Sur les traces de la Brigade Piron en Normandie
Les héros se forment.
Aux sources d’une brigade d’irréductibles
Le 26 mai 1940, le centre de regroupement militaire belge de Tenby est officiellement créé. Dès le 30 mai, à la suite de la décision du gouvernement Pierlot de continuer la lutte, un premier convoi de quarante-neuf officiers et trois cent quarante-sept hommes, sous-officiers, techniciens et hommes de troupe est formé pour repartir en France. Un seul et unique convoi part le 3 juin pour le continent. Le centre continue de fonctionner. Il recueille alors les échappés de Dunkerque.
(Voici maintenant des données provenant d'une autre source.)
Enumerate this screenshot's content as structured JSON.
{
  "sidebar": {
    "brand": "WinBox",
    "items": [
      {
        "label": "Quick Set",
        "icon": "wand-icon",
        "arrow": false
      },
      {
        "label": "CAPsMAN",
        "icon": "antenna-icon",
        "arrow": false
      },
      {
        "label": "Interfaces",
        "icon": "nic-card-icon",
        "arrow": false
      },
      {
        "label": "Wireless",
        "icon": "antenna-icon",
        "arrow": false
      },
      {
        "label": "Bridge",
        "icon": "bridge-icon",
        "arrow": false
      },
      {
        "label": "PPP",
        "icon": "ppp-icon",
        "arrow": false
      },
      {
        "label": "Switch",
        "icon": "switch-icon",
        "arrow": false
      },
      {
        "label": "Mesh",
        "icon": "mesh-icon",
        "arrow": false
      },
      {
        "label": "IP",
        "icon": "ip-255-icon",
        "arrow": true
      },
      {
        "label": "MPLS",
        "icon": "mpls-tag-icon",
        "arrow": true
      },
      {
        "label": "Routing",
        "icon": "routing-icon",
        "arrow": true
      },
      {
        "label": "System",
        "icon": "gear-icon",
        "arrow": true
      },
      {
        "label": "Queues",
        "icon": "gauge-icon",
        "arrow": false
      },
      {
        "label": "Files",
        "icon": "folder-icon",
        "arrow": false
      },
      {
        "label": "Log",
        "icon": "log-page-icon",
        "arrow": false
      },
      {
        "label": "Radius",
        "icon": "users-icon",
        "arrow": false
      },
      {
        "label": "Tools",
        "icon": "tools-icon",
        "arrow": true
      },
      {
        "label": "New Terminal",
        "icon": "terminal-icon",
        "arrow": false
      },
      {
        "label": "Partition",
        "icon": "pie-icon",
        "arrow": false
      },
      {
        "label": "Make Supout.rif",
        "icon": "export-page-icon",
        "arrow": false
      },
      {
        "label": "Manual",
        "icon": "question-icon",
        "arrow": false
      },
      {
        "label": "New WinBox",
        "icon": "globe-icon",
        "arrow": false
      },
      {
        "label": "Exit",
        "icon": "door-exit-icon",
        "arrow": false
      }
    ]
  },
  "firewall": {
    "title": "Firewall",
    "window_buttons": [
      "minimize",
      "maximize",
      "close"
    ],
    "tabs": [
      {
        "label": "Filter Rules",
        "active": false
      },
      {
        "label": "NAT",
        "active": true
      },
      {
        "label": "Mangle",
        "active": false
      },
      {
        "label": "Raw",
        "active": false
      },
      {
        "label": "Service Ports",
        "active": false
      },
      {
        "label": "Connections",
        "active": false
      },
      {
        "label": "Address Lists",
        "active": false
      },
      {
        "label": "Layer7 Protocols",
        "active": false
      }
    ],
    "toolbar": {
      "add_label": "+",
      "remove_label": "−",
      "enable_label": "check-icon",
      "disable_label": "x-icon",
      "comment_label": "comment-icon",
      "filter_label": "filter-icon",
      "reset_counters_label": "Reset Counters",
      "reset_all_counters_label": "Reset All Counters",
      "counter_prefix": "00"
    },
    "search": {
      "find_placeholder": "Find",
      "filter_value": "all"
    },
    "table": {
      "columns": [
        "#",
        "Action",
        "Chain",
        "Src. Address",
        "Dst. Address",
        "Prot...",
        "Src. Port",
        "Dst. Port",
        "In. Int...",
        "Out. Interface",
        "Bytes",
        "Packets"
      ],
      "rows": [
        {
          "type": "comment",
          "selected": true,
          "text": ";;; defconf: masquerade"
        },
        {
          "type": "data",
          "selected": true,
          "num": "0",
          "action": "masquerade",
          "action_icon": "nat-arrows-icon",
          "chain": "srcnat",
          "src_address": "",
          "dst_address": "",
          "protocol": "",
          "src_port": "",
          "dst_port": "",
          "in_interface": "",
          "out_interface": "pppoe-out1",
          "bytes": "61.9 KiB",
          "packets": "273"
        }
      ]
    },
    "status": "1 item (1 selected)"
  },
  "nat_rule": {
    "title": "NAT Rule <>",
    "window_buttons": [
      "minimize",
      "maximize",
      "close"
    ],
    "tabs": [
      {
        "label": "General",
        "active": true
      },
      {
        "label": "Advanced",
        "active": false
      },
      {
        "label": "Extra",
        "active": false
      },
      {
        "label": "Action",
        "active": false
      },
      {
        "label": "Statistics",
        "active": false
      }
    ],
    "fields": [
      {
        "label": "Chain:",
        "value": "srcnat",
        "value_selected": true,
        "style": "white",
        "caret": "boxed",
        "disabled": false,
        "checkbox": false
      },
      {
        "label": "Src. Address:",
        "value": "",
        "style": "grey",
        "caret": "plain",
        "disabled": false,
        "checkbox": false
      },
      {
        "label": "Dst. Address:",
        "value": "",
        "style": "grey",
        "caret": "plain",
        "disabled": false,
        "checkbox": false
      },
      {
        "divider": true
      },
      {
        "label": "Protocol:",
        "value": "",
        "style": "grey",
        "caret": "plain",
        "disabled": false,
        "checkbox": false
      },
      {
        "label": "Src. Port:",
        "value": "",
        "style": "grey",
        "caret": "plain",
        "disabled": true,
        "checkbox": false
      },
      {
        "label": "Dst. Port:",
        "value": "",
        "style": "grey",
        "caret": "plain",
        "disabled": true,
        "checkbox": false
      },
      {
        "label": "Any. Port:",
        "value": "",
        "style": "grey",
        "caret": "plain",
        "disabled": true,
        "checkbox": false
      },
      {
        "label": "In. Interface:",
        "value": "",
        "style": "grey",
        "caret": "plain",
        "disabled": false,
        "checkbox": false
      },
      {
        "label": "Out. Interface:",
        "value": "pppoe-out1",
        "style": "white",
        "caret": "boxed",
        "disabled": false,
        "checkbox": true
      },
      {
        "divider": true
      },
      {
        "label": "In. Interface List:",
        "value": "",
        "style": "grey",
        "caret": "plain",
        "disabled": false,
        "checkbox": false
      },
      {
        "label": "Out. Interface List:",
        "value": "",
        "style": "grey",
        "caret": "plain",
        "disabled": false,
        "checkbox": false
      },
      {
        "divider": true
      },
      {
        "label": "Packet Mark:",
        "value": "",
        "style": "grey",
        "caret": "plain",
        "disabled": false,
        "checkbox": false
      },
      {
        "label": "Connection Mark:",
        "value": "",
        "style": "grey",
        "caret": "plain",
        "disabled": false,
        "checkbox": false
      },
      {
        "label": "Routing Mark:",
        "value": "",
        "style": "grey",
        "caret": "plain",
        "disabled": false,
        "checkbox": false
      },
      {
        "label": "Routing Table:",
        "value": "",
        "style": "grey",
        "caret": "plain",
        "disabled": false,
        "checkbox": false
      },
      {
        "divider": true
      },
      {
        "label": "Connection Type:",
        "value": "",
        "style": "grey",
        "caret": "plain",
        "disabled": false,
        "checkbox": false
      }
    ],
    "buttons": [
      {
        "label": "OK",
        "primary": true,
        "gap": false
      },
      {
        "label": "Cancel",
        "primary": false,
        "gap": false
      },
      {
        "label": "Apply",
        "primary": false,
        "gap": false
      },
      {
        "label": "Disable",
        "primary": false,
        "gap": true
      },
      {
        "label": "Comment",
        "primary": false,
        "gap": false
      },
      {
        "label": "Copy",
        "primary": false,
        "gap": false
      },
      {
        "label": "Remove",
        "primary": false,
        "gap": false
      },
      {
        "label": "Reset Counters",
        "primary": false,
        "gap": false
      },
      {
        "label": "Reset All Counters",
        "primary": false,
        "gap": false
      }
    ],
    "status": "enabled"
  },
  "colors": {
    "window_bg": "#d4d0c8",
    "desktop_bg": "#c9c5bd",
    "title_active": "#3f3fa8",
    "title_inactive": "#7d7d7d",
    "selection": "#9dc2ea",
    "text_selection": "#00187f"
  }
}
Ceux-ci, militaires d’active ou de réserve, sont les premiers à arriver en Grande-Bretagne par choix délibéré de continuer la lutte. Ils ont été rassemblés dans la poche encerclée par le capitaine-commandant De Paepe. Par la suite, le général Van Strijdonck convainc les Anglais du potentiel militaire de ces Belges. L’accord d’en faire une unité combattante est arraché au forceps et immédiatement concrétisé. Le 30 juillet, le commandant Cumont visite Tenby. Il est là pour évaluer le potentiel et présente un document : « Désirez-vous faire partie d’une unité combattante ? » La quasi-totalité des officiers et la grande majorité des sous-officiers répondent par l’affirmative. Le 12 août voit la création de la première compagnie placée sous les ordres du commandant De Paepe. Les effectifs gonflent petit à petit. Ainsi, quarante-cinq hommes de plus se joignent au contingent cinq jours plus tard. Le 26 août, une seconde compagnie peut être créée. Elle est placée sous le commandement du lieutenant Smekens, jeune officier d’active. Le 17 septembre, les premières armes sont livrées ; après une semaine, la première compagnie est déjà mise au service de l’armée anglaise pour tenir une portion du littoral de l’île.
La compagnie campe dans les dunes et les bois de sapins, à quelques kilomètres de la ville, au bord de la mer. Cette vie en secteur a un excellent effet sur le moral des soldats : « Nous vivons dans un coin qui nous rappelle la Campine… À 8 heures, l’appel du soir devant le drapeau belge, symbole des gloires passées et des exploits futurs, témoin de nos triomphes et de nos deuils ; devant notre drapeau tricolore, le premier hissé dans un camp anglais, nous chantons Vers l’avenir. Moment pathétique ! Cœurs crispés. L’émotion nous étreint et, dans les bosquets voisins, les postes anglais isolés répondent par le God save the King. Réunies dans la même prière, nos voix montent au ciel, claires et chaudes… J’écris dans une tranchée, face à la mer, d’où viendra peut-être le danger. Les soldats chantent, insouciants, confiants… Nous sommes de garde pour quarante-huit heures, au bord de la mer. Seuls en face de l’inconnu, au milieu des mille bruits troublants de la nuit. Le doigt sur la gâchette, le téléphone près de nous… Nous sommes ravitaillés par camion. Nous mangeons autant de sable que d’aliments. Avant de quitter notre poste, nous inscrivons dans le sable humide : Vive la Belgique ! »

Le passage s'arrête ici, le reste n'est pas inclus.